With Saddam gone, Bush and Cheney now consider Tehran as the greatest threat to the US control of the Gulf. Even though Iran is making billions in oil revenue today, the Administration continues to promote that there is a strong possibility that Iran will eventually attack the oil shipping in the Persian Gulf. And that this attack will also ignite unrest among militant Shiites in the region. (Most Middle Eastern experts, outside of the vocal Republican Party members and the Bush Administration, feel that the administration has inflated the perceived menace of Iran's potential actions against the US well beyond reasonable consideration.)

Therefore, to restrain Tehran's nuclear programs, Washington has imposed economic sanctions on Iran and has forced America's European and Japanese allies to abandon plans for developing new Iranian oil fields. The result of these sanctions has been that Iran, with the world's 2nd largest oil reserves, is only producing 1/2 of the oil that it could be producing. Ergo, another major oil supply restriction that has been caused by the Bush Administration's actions.

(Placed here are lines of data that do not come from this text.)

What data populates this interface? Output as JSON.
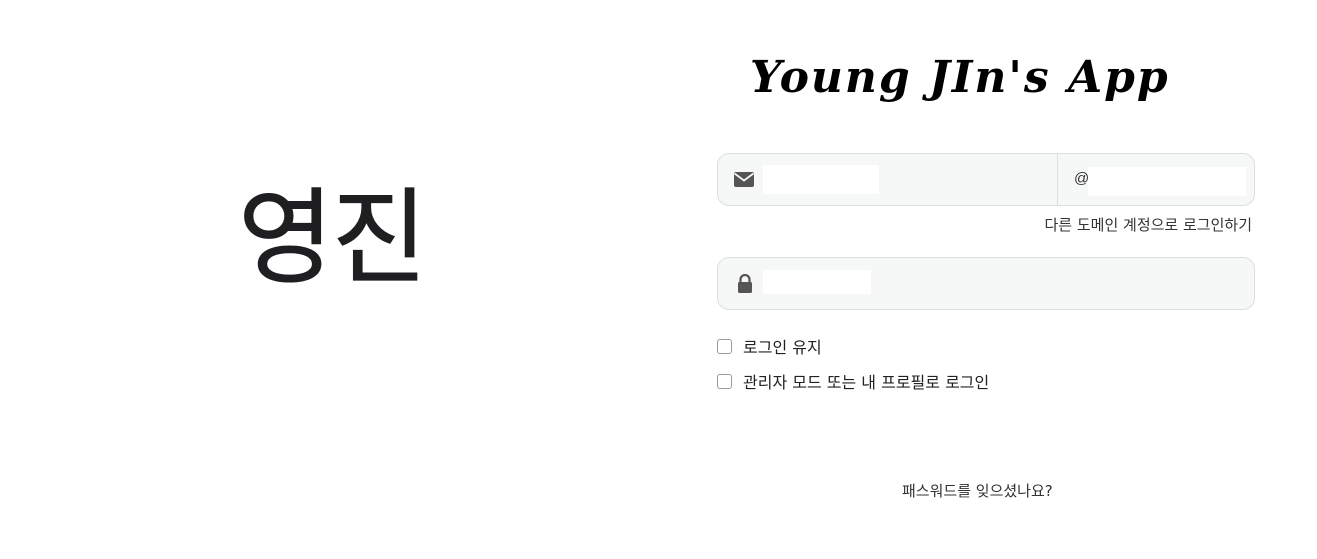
{
  "logo": {
    "korean_text": "영진"
  },
  "app": {
    "title": "Young JIn's App"
  },
  "login_form": {
    "email": {
      "icon": "envelope-icon",
      "value": "",
      "placeholder": ""
    },
    "domain": {
      "prefix": "@",
      "value": "",
      "placeholder": ""
    },
    "other_domain_link": "다른 도메인 계정으로 로그인하기",
    "password": {
      "icon": "lock-icon",
      "value": "",
      "placeholder": ""
    },
    "options": {
      "keep_login_label": "로그인 유지",
      "keep_login_checked": false,
      "admin_mode_label": "관리자 모드 또는 내 프로필로 로그인",
      "admin_mode_checked": false
    },
    "forgot_password_link": "패스워드를 잊으셨나요?"
  },
  "colors": {
    "field_background": "#f6f7f7",
    "field_border": "#dcdfe1",
    "icon": "#555555",
    "text": "#333333"
  }
}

>>> Unfortunately, the real major reason for the current increase in oil prices is due to the the Administration's constant threats to attack Iran if it doesn't stop its nuclear development programs. The Iranians have been clear that an attack on Iran would cause them to retaliate by blocking all Gulf oil shipments. This would drastically reduce the world's oil supply and the barrel price would zoom immediately to over $200 per barrel.

>>> It has been demonstrated that every previous threat of an attack on Iran from the Bush Administration has triggered a sharp rise in the speculation barrel price of crude oil. These threats and subsequent crude oil price increases have caused US pump prices to soar well above $4.00 per gallon.

>>> There is still no major effort to take the approach as was done in WW II to mobilize the country for developing alternate energy sources or for any mandatory energy conservation programs. Virtually all of today's conservation efforts are still mostly individual or voluntary. The Bush and Senator McCain proposals for off-shore drilling are pathetic and will do little to reduce the US demand for foreign oil.

If the Bush Administration and Senator McCain seriously wanted to help the average American's pocketbook at the gas pump today, they might just try announcing that military force is not an option in dealing with Iran. Most of the experts on Wall Street agree that taking the threat off of Iran would deflate many of the oil speculators reasons for the current high barrel prices. It could then possibly start to be a real situation of dealing with the true issues of supply and demand, instead of a market reaction to the threat of a war with Iran.

No, the price would not be down by 50%, but it could at least cause a major beginning of a downward slide in the global price of oil.

I believe it's at least worth a try.